When one is in a good sound rage, it is astonishing how calm one can be! I was certainly somewhat amazed by Gerald’s hardihood and assurance, but I continued, with a smile,
“And Donna Isora, how long, if not very intrusive on your confidence, have you known her?”
“I tell you,” answered Gerald, doggedly, “that I will answer no questions.”
“You remember the old story,” returned I, “of the two brothers, Eteocles and Polynices, whose very ashes refused to mingle; faith, Gerald, our love seems much of the same sort. I know not if our ashes will exhibit so laudible an antipathy: but I think our hearts and hands will do so while a spark of life animates them; yes, though our blood” (I added, in a voice quivering with furious emotion) “prevents our contest by the sword, it prevents not the hatred and the curses of the heart.”
Gerald turned pale. “I do not understand you,” he faltered out,—“I know you abhor me; but why, why this excess of malice?”

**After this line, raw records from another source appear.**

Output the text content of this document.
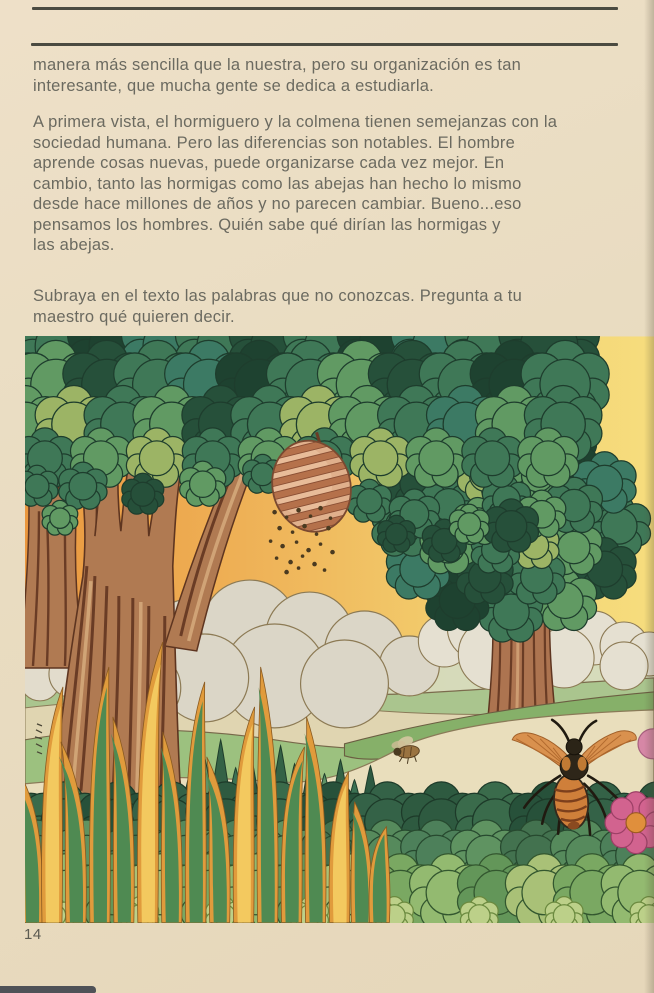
manera más sencilla que la nuestra, pero su organización es tan
interesante, que mucha gente se dedica a estudiarla.
A primera vista, el hormiguero y la colmena tienen semejanzas con la
sociedad humana. Pero las diferencias son notables. El hombre
aprende cosas nuevas, puede organizarse cada vez mejor. En
cambio, tanto las hormigas como las abejas han hecho lo mismo
desde hace millones de años y no parecen cambiar. Bueno...eso
pensamos los hombres. Quién sabe qué dirían las hormigas y
las abejas.
Subraya en el texto las palabras que no conozcas. Pregunta a tu
maestro qué quieren decir.
14
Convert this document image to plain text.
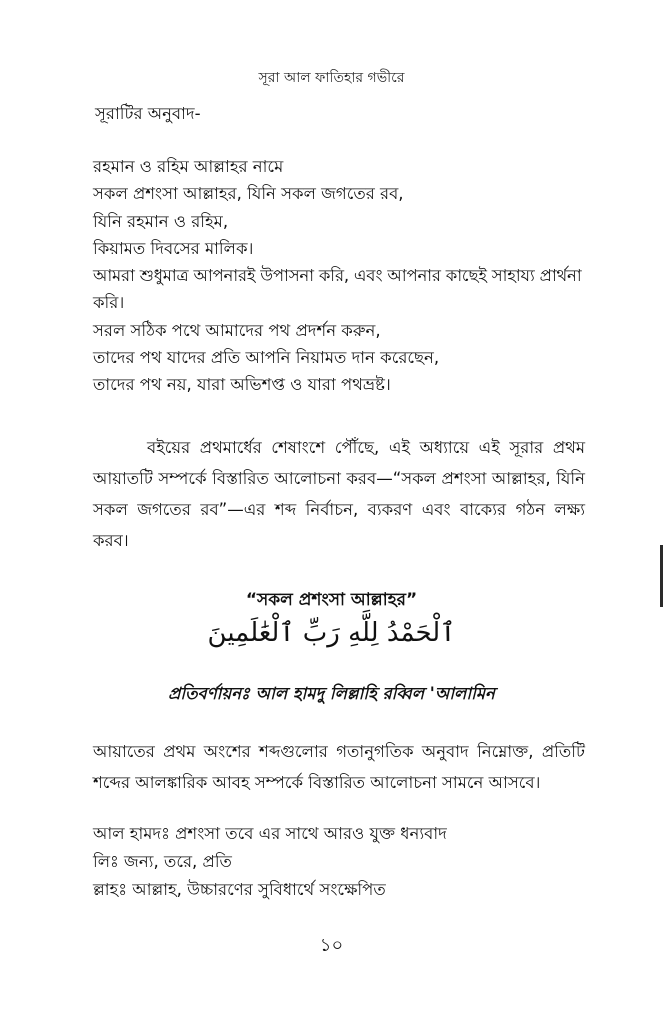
সূরা আল ফাতিহার গভীরে
সূরাটির অনুবাদ-
রহমান ও রহিম আল্লাহর নামে
সকল প্রশংসা আল্লাহর, যিনি সকল জগতের রব,
যিনি রহমান ও রহিম,
কিয়ামত দিবসের মালিক।
আমরা শুধুমাত্র আপনারই উপাসনা করি, এবং আপনার কাছেই সাহায্য প্রার্থনা
করি।
সরল সঠিক পথে আমাদের পথ প্রদর্শন করুন,
তাদের পথ যাদের প্রতি আপনি নিয়ামত দান করেছেন,
তাদের পথ নয়, যারা অভিশপ্ত ও যারা পথভ্রষ্ট।
বইয়ের প্রথমার্ধের শেষাংশে পৌঁছে, এই অধ্যায়ে এই সূরার প্রথম
আয়াতটি সম্পর্কে বিস্তারিত আলোচনা করব—“সকল প্রশংসা আল্লাহর, যিনি
সকল জগতের রব”—এর শব্দ নির্বাচন, ব্যকরণ এবং বাক্যের গঠন লক্ষ্য
করব।
“সকল প্রশংসা আল্লাহর”
ٱلْحَمْدُ لِلَّهِ رَبِّ ٱلْعَٰلَمِينَ
প্রতিবর্ণায়নঃ আল হামদু লিল্লাহি রব্বিল 'আলামিন
আয়াতের প্রথম অংশের শব্দগুলোর গতানুগতিক অনুবাদ নিম্নোক্ত, প্রতিটি
শব্দের আলঙ্কারিক আবহ সম্পর্কে বিস্তারিত আলোচনা সামনে আসবে।
আল হামদঃ প্রশংসা তবে এর সাথে আরও যুক্ত ধন্যবাদ
লিঃ জন্য, তরে, প্রতি
ল্লাহঃ আল্লাহ, উচ্চারণের সুবিধার্থে সংক্ষেপিত
১০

I cast on him a look of bitter scorn, and turned from the room.
It is not pleasing to place before the reader these dark passages of fraternal hatred: but in the record of all passions there is a moral; and it is wise to see to how vast a sum the units of childish animosity swell, when they are once brought into a heap, by some violent event, and told over by the nice accuracy of Revenge.
But I long to pass from these scenes, and my history is about to glide along others of more glittering and smiling aspect. Thank Heaven, I write a tale, not only of love, but of a life; and that which I cannot avoid I can at least condense.